During the land acquisition process as a whole, Hetq reports, the company bought 278 plots of land – from 152 owners for an approximate total of $2.8m. Around 20 people, mostly local officials and their relatives, sold their land plots for a combined total of $2.1m to the company.

In an email to openDemocracy, Lydian’s Armenian branch stated that the “basis for land purchases was the location of the lands and not the status of the landowners.”

The email continued: “The implemented land acquisition by Lydian Armenia was unprecedented in Armenia and was in line with the international best standards and principles as well as the Armenian legislation.” Lydian added that it “ensured engagement with affected households” by holding meetings, providing updates and collecting feedback from residents.

“The same equal conditions and principles were used while evaluating all the lands, including the detailed evaluation of existing trees and plants on the land, their age and quantity, and fruit yield and not the market price of the lands only,” Lydian continued, stating that there were no complaints or court cases against the company over the land acquisition process.

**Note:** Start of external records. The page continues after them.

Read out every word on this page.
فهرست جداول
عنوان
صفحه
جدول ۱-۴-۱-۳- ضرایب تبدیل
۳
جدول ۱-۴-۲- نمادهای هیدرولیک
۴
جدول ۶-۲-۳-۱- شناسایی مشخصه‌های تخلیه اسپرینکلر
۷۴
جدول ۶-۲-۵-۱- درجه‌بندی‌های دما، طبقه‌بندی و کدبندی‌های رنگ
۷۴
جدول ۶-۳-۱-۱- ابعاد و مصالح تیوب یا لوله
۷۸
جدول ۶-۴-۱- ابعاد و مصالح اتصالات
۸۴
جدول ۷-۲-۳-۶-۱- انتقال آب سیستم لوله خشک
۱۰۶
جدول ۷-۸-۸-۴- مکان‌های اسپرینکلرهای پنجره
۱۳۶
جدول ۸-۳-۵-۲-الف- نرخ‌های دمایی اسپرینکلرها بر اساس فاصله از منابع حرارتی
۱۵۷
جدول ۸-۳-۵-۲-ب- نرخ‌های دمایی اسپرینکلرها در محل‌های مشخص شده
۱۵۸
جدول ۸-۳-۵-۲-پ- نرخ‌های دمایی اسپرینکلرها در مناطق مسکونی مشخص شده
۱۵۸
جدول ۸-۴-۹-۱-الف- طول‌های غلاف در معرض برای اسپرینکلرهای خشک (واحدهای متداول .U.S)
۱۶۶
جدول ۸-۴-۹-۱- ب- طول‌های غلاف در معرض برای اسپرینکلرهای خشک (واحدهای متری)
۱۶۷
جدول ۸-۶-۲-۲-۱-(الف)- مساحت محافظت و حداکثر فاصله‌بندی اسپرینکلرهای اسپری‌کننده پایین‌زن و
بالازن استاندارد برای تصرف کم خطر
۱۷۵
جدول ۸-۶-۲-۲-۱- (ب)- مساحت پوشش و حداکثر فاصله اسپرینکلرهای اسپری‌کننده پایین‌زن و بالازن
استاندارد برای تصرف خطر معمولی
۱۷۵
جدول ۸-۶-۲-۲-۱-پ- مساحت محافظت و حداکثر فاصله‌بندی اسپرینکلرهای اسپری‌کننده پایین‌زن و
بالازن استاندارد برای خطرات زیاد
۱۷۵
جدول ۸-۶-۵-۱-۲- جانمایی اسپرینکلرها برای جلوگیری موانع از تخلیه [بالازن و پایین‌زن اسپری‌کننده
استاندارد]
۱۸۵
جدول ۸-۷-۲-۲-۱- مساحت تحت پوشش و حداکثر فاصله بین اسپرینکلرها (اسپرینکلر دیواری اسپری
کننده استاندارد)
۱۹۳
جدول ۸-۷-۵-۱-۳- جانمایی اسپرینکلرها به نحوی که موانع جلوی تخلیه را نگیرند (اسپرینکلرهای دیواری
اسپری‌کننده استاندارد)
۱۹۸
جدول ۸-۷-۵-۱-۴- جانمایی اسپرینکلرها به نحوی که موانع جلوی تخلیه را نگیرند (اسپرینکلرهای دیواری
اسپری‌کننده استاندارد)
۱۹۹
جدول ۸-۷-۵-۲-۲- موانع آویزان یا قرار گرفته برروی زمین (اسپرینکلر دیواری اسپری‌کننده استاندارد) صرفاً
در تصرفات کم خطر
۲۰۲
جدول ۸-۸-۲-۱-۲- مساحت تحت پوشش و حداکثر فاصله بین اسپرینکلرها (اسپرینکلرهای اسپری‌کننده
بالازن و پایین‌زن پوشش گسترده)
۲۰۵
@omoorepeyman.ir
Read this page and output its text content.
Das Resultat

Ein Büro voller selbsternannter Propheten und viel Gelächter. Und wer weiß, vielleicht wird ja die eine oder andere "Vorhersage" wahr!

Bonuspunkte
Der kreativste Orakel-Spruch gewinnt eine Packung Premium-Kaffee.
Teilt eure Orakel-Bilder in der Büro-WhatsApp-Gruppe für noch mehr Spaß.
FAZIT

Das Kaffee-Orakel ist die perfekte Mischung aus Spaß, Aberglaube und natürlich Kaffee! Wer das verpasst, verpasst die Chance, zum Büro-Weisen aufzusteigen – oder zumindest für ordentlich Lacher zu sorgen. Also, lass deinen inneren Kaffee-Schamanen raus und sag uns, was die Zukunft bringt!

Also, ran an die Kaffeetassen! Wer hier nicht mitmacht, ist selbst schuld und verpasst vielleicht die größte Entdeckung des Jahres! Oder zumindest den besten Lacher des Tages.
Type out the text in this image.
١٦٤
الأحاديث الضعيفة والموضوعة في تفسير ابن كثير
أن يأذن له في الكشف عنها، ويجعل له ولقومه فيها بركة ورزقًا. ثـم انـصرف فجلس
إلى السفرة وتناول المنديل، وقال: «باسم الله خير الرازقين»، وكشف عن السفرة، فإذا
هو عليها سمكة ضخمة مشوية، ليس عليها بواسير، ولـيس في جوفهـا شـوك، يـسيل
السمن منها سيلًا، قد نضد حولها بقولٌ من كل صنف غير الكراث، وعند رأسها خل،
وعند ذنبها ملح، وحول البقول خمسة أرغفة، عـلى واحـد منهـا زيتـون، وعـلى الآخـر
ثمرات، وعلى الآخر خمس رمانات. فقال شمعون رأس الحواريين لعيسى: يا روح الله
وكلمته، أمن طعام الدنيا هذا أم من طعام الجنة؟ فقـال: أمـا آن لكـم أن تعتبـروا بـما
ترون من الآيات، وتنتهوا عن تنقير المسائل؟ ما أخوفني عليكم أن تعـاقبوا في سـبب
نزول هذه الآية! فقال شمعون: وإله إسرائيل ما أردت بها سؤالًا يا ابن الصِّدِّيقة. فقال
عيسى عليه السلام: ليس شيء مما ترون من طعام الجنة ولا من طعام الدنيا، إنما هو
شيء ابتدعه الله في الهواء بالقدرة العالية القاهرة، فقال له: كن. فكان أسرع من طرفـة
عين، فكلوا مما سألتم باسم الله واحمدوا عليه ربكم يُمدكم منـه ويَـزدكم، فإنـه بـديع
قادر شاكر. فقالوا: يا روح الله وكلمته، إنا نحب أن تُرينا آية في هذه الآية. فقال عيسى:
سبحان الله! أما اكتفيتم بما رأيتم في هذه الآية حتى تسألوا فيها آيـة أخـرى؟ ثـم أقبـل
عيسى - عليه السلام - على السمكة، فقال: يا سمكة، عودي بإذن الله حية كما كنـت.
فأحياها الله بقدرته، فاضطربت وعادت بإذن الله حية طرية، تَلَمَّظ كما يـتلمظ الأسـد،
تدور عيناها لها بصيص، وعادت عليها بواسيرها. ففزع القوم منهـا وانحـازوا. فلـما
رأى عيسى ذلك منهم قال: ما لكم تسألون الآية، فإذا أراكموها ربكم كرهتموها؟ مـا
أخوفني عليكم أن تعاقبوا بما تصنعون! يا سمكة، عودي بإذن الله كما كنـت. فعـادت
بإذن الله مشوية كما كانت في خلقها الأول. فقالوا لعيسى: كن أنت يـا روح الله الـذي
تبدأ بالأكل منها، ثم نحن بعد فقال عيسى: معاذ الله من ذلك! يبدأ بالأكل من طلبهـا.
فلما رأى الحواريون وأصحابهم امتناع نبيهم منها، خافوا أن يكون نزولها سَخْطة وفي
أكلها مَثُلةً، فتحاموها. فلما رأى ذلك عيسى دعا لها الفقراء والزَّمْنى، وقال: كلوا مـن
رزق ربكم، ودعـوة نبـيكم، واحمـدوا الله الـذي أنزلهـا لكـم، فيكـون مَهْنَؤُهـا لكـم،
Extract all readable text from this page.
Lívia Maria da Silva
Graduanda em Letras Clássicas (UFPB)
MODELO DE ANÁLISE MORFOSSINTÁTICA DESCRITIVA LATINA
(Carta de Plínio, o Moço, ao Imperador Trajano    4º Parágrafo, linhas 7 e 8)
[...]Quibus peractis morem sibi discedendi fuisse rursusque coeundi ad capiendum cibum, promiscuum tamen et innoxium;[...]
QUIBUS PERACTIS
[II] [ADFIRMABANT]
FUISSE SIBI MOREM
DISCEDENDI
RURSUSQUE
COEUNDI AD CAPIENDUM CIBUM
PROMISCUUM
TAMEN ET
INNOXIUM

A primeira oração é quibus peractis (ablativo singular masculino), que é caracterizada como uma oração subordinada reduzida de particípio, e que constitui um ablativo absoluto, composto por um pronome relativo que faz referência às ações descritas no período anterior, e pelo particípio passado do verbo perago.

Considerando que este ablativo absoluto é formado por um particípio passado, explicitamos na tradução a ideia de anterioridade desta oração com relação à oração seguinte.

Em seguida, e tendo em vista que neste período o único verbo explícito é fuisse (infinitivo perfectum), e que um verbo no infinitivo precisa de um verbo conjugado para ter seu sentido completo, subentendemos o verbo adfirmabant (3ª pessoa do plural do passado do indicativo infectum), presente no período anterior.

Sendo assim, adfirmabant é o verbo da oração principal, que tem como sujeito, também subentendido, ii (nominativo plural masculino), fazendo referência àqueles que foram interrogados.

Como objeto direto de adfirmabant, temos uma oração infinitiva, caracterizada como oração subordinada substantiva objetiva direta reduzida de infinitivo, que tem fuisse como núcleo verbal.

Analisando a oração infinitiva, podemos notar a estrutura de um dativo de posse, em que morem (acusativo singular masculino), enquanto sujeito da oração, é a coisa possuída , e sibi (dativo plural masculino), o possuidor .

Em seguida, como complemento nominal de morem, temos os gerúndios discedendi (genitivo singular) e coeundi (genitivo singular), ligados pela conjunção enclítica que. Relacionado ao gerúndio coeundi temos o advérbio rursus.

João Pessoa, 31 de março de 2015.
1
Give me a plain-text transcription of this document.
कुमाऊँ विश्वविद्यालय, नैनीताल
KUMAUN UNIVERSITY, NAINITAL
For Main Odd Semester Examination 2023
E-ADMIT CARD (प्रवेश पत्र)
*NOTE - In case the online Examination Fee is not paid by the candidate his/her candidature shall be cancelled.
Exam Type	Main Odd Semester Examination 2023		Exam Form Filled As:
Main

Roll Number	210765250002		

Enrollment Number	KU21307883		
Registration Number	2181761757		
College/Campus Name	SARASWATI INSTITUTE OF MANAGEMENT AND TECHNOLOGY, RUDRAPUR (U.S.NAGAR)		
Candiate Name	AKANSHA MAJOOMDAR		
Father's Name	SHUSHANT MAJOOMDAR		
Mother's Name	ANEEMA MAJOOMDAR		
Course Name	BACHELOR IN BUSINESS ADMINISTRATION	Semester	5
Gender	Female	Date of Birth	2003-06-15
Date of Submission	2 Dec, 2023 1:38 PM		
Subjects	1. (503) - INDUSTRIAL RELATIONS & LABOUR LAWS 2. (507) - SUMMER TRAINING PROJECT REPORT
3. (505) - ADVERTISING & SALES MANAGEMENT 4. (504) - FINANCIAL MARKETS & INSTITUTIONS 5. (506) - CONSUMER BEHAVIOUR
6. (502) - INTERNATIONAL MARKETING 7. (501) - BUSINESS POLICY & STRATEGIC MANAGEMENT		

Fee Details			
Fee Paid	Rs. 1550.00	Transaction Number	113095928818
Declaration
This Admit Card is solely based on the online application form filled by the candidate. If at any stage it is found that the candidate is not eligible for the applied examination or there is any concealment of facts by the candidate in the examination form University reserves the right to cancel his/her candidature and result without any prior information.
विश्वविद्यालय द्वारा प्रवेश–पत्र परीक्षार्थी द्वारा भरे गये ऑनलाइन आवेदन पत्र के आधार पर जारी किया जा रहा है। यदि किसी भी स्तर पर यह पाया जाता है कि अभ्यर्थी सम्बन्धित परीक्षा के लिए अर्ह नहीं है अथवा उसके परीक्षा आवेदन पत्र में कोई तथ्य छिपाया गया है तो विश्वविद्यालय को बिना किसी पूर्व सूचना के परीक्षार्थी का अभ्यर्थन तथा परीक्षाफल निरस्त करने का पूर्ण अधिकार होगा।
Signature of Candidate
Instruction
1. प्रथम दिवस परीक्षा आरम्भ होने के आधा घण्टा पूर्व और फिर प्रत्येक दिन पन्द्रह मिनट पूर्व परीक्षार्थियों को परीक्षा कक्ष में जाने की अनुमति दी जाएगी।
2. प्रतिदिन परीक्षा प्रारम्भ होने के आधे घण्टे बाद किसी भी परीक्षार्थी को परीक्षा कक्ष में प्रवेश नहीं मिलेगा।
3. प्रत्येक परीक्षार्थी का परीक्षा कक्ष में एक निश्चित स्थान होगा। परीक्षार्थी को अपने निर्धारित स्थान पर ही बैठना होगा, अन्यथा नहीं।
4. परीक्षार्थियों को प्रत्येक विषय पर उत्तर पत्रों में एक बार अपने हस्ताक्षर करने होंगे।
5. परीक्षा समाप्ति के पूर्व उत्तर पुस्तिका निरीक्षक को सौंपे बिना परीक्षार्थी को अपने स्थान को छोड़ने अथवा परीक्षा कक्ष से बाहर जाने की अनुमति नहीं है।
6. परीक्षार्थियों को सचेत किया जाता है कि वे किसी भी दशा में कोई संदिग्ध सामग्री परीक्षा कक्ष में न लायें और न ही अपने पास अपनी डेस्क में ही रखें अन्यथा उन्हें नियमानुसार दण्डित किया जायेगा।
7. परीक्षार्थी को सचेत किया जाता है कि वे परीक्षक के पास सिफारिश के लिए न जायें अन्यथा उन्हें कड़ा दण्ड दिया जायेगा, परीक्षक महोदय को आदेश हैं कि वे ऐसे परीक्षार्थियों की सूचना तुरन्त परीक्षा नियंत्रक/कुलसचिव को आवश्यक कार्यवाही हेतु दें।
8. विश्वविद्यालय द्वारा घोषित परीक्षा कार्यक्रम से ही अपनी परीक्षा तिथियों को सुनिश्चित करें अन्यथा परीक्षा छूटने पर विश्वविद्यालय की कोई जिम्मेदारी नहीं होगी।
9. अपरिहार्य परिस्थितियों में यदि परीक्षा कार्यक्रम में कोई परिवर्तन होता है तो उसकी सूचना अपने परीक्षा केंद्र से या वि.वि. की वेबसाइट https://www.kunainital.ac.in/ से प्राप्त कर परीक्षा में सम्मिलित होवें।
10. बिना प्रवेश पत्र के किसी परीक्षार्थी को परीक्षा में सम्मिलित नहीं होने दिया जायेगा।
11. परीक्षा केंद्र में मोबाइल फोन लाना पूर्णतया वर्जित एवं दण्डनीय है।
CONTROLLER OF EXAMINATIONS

The unfinished Amulsar mine was set to employ 750 people once online, with another 3,000 jobs created by local companies linked to the mining operation. Company projections place the number of its tax and royalty contributions to the Armenian state budget at €432 million through the ten-year operation of the mine.

“Any sector-specific projects which are directly related to the mining industry may present an increased risk of reputational damage,” reads an excerpt from an undated 2020 “country register” for Armenia provided by the Foreign Office.

“Staff in embassy are monitoring the risk,” the entry on Amulsar continued. “It has been escalated through the FCO but no actions have been recommended.”